The goal of this project is to develop an easy-to-use tool for the simulation of fluid dynamics, mainly targeting the aerodynamics of model airplanes.

In the demo video, two very similar fluid simulations, with slightly different visualization schemes, are shown (a jet of fluid colliding with a sphere).
Both using the "central moments multiple relaxation times"-collision operator, as proposed by De Rosis et al. [1].
The CM-MRT collision enables extremely stable simulations, also of high Reynold number flows, at the cost of simulation speed. My current CM-MRT implementation has yet to be optimized, which is responsible for the bad performance of ~180 MLUPS (million lattice updates per second) on a GTX 980. However, the ceiling of what can be achieved is still very far [2].

Many more MLUPS are reached with the already optimized D3Q19 SRT model.
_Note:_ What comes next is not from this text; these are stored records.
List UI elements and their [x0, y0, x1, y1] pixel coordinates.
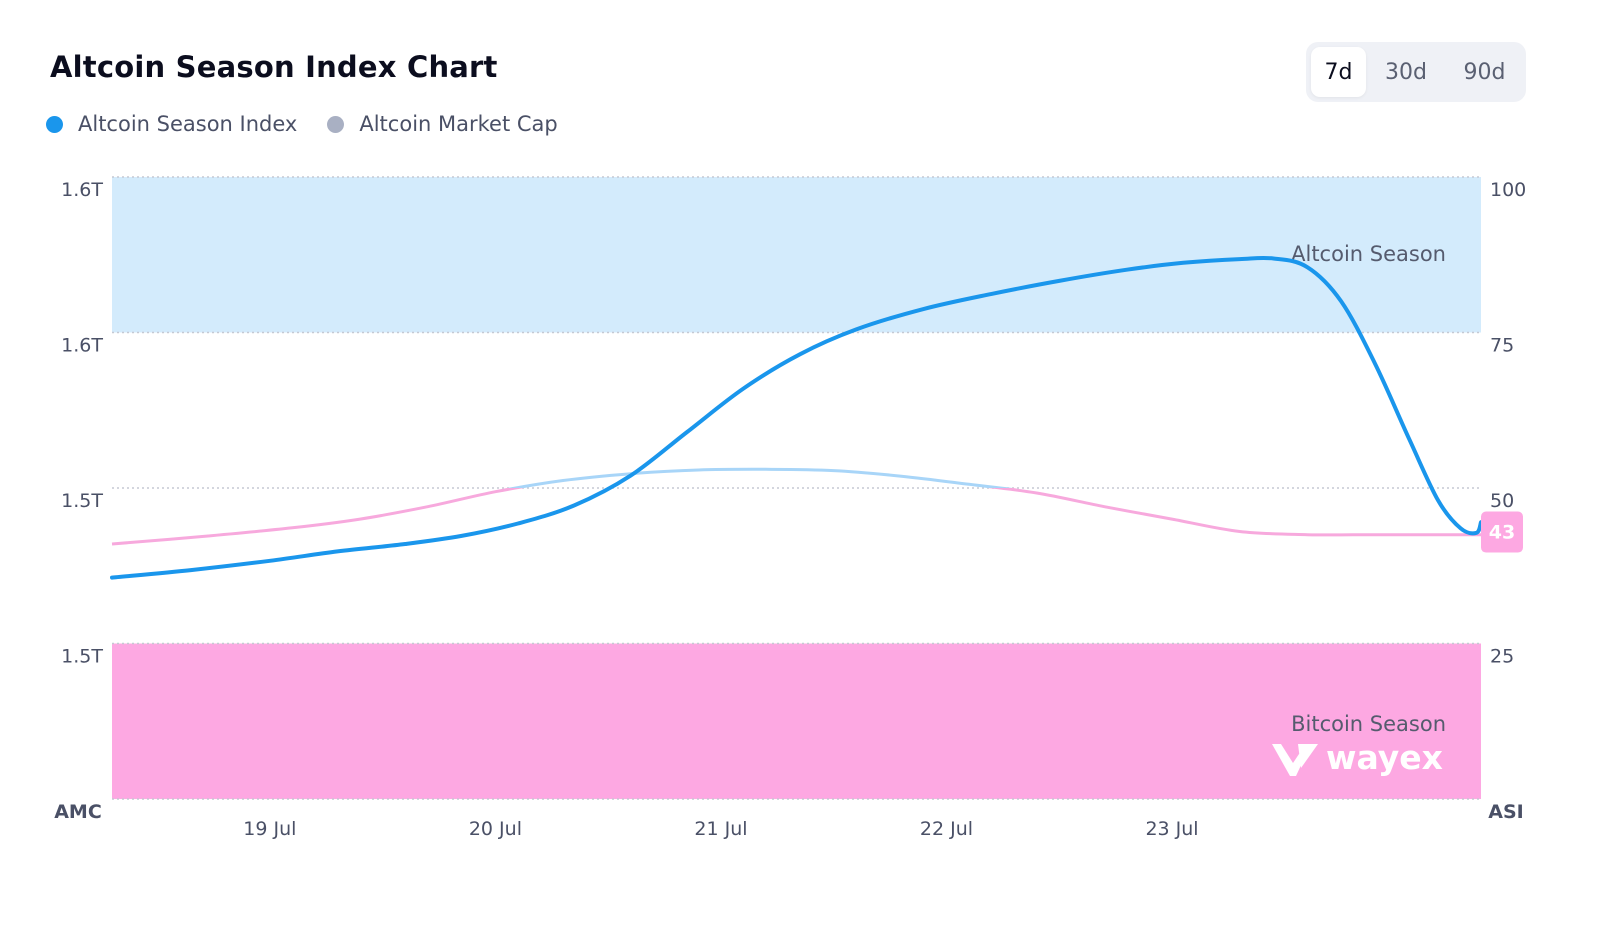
left-axis-tick-label: 1.5T: [61, 646, 103, 668]
altcoin-season-label: Altcoin Season: [1291, 242, 1446, 266]
current-value-text: 43: [1489, 522, 1515, 544]
altcoin-season-zone: [112, 177, 1481, 333]
current-value-badge-bg: [1481, 511, 1523, 553]
legend-label-index: Altcoin Season Index: [78, 112, 298, 136]
chart-legend: Altcoin Season Index Altcoin Market Cap: [46, 112, 588, 136]
legend-item-altcoin-market-cap[interactable]: Altcoin Market Cap: [327, 112, 558, 136]
left-axis-title: AMC: [54, 801, 102, 823]
x-axis-ticks: 19 Jul 20 Jul 21 Jul 22 Jul 23 Jul: [243, 818, 1198, 840]
left-axis-ticks: 1.6T 1.6T 1.5T 1.5T: [61, 179, 103, 668]
series-line-altcoin-market-cap-upper: [507, 467, 1013, 488]
x-axis-tick-label: 23 Jul: [1145, 818, 1198, 840]
range-7d-button[interactable]: 7d: [1311, 47, 1366, 97]
time-range-selector: 7d 30d 90d: [1306, 42, 1526, 102]
right-axis-title: ASI: [1488, 801, 1523, 823]
bitcoin-season-label: Bitcoin Season: [1291, 712, 1446, 736]
series-line-altcoin-market-cap-lower: [111, 488, 1481, 546]
left-axis-tick-label: 1.6T: [61, 179, 103, 201]
range-90d-button[interactable]: 90d: [1448, 47, 1521, 97]
legend-label-market-cap: Altcoin Market Cap: [359, 112, 558, 136]
x-axis-tick-label: 22 Jul: [920, 818, 973, 840]
bitcoin-season-zone: [112, 643, 1481, 799]
current-value-badge: 43: [1481, 511, 1523, 553]
left-axis-tick-label: 1.6T: [61, 335, 103, 357]
right-axis-tick-label: 100: [1490, 179, 1526, 201]
x-axis-tick-label: 21 Jul: [694, 818, 747, 840]
left-axis-tick-label: 1.5T: [61, 490, 103, 512]
x-axis-tick-label: 20 Jul: [469, 818, 522, 840]
right-axis-ticks: 100 75 50 25: [1490, 179, 1526, 668]
right-axis-tick-label: 50: [1490, 490, 1514, 512]
wayex-logo-icon: [1272, 744, 1318, 776]
gridlines: [112, 176, 1481, 800]
legend-item-altcoin-season-index[interactable]: Altcoin Season Index: [46, 112, 297, 136]
wayex-logo-text: wayex: [1326, 738, 1443, 777]
legend-dot-market-cap: [327, 115, 345, 133]
wayex-logo: wayex: [1272, 738, 1443, 777]
right-axis-tick-label: 75: [1490, 335, 1514, 357]
series-line-altcoin-season-index: [110, 255, 1483, 580]
right-axis-tick-label: 25: [1490, 646, 1514, 668]
legend-dot-index: [46, 115, 63, 133]
x-axis-tick-label: 19 Jul: [243, 818, 296, 840]
range-30d-button[interactable]: 30d: [1372, 47, 1440, 97]
page-title: Altcoin Season Index Chart: [50, 50, 498, 84]
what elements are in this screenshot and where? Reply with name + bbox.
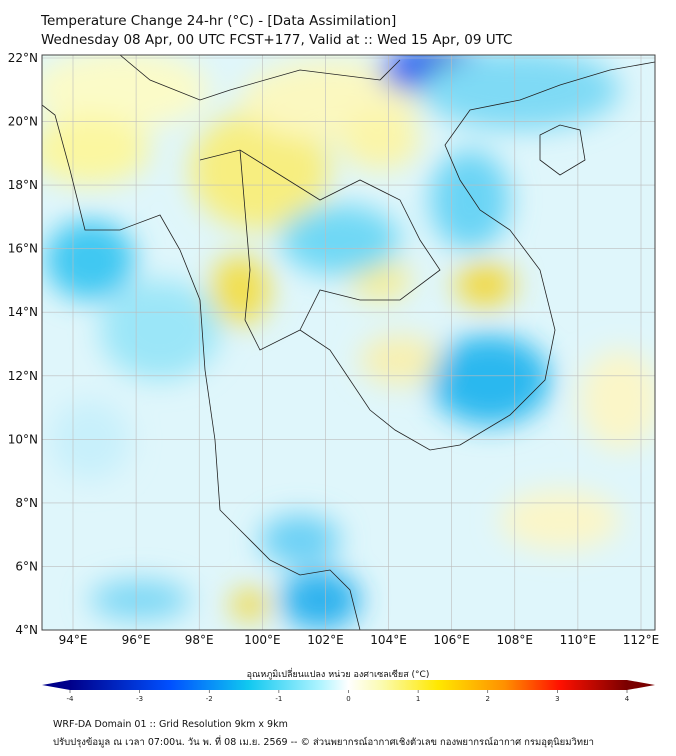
colorbar-tick-label: -1	[275, 695, 282, 703]
lat-label: 10°N	[8, 432, 38, 446]
colorbar-tick-label: 3	[555, 695, 559, 703]
lon-label: 94°E	[59, 633, 88, 647]
longitude-labels: 94°E 96°E 98°E 100°E 102°E 104°E 106°E 108°E 110…	[59, 633, 660, 647]
lon-label: 96°E	[122, 633, 151, 647]
lat-label: 18°N	[8, 178, 38, 192]
colorbar-tick-label: 0	[346, 695, 350, 703]
lat-label: 4°N	[15, 623, 38, 637]
lon-label: 106°E	[433, 633, 470, 647]
lat-label: 6°N	[15, 559, 38, 573]
colorbar-tick-label: 4	[625, 695, 630, 703]
colorbar-tick-label: -3	[136, 695, 143, 703]
latitude-labels: 22°N 20°N 18°N 16°N 14°N 12°N 10°N 8°N 6°N 4°N	[8, 51, 38, 637]
lon-label: 98°E	[185, 633, 214, 647]
lat-label: 14°N	[8, 305, 38, 319]
colorbar-title: อุณหภูมิเปลี่ยนแปลง หน่วย องศาเซลเซียส (…	[246, 670, 430, 680]
lon-label: 108°E	[497, 633, 534, 647]
colorbar-min-extend	[42, 680, 70, 690]
footer-credits: ปรับปรุงข้อมูล ณ เวลา 07:00น. วัน พ. ที่…	[53, 737, 594, 748]
colorbar-gradient	[70, 680, 627, 690]
footer-model-info: WRF-DA Domain 01 :: Grid Resolution 9km …	[53, 719, 288, 730]
lat-label: 22°N	[8, 51, 38, 65]
colorbar-tick-label: -2	[206, 695, 213, 703]
lon-label: 102°E	[307, 633, 344, 647]
lat-label: 16°N	[8, 242, 38, 256]
lat-label: 20°N	[8, 115, 38, 129]
graticule	[42, 55, 655, 630]
colorbar-tick-label: -4	[67, 695, 75, 703]
map-field	[42, 55, 655, 630]
chart-title: Temperature Change 24-hr (°C) - [Data As…	[41, 12, 512, 50]
coastlines-borders	[42, 55, 655, 630]
colorbar-tick-label: 2	[486, 695, 490, 703]
colorbar: -4 -3 -2 -1 0 1 2 3 4	[42, 680, 655, 703]
map-frame	[41, 54, 656, 631]
lat-label: 12°N	[8, 369, 38, 383]
lat-label: 8°N	[15, 496, 38, 510]
title-line: Temperature Change 24-hr (°C) - [Data As…	[41, 13, 397, 29]
lon-label: 100°E	[244, 633, 281, 647]
subtitle-line: Wednesday 08 Apr, 00 UTC FCST+177, Valid…	[41, 32, 513, 48]
lon-label: 112°E	[623, 633, 660, 647]
colorbar-max-extend	[627, 680, 655, 690]
colorbar-tick-label: 1	[416, 695, 420, 703]
lon-label: 110°E	[560, 633, 597, 647]
lon-label: 104°E	[370, 633, 407, 647]
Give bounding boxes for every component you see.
Which runs at 1900 MLUPS also on the GTX 980 (256^3 resolution), when storing the DDFs as 16-bit floats while still computing with 32-bit precision. This genius idea was stolen from @ProjectPhysX. The 32 to 16 bit conversion obviously harms the precision, but doubles performance since the D3Q19 SRT model is heavily bound by memory bandwidth.

References:
[1] Alessandro De Rosis, Rongzong Huang and Christophe Coreixas. Universal formulation of central-moments-based lattice Boltzmann method with external forcing for the simulation of multiphysics phenomena. Physics of Fluids 31, 117102 (2019).
[2] Chaoyang Lyu, Wei Li, Mathieu Desbrun and Xiaopei Liu. Fast and versatile fluid-solid coupling for turbulent flow simulation (2021).
[3] Yixin Chen, Wei Li, Rui Fan and Xiaopei Liu. GPU Optimization for High-Quality Kinetic Fluid Simulation. arXiv:2101.11856 (2021).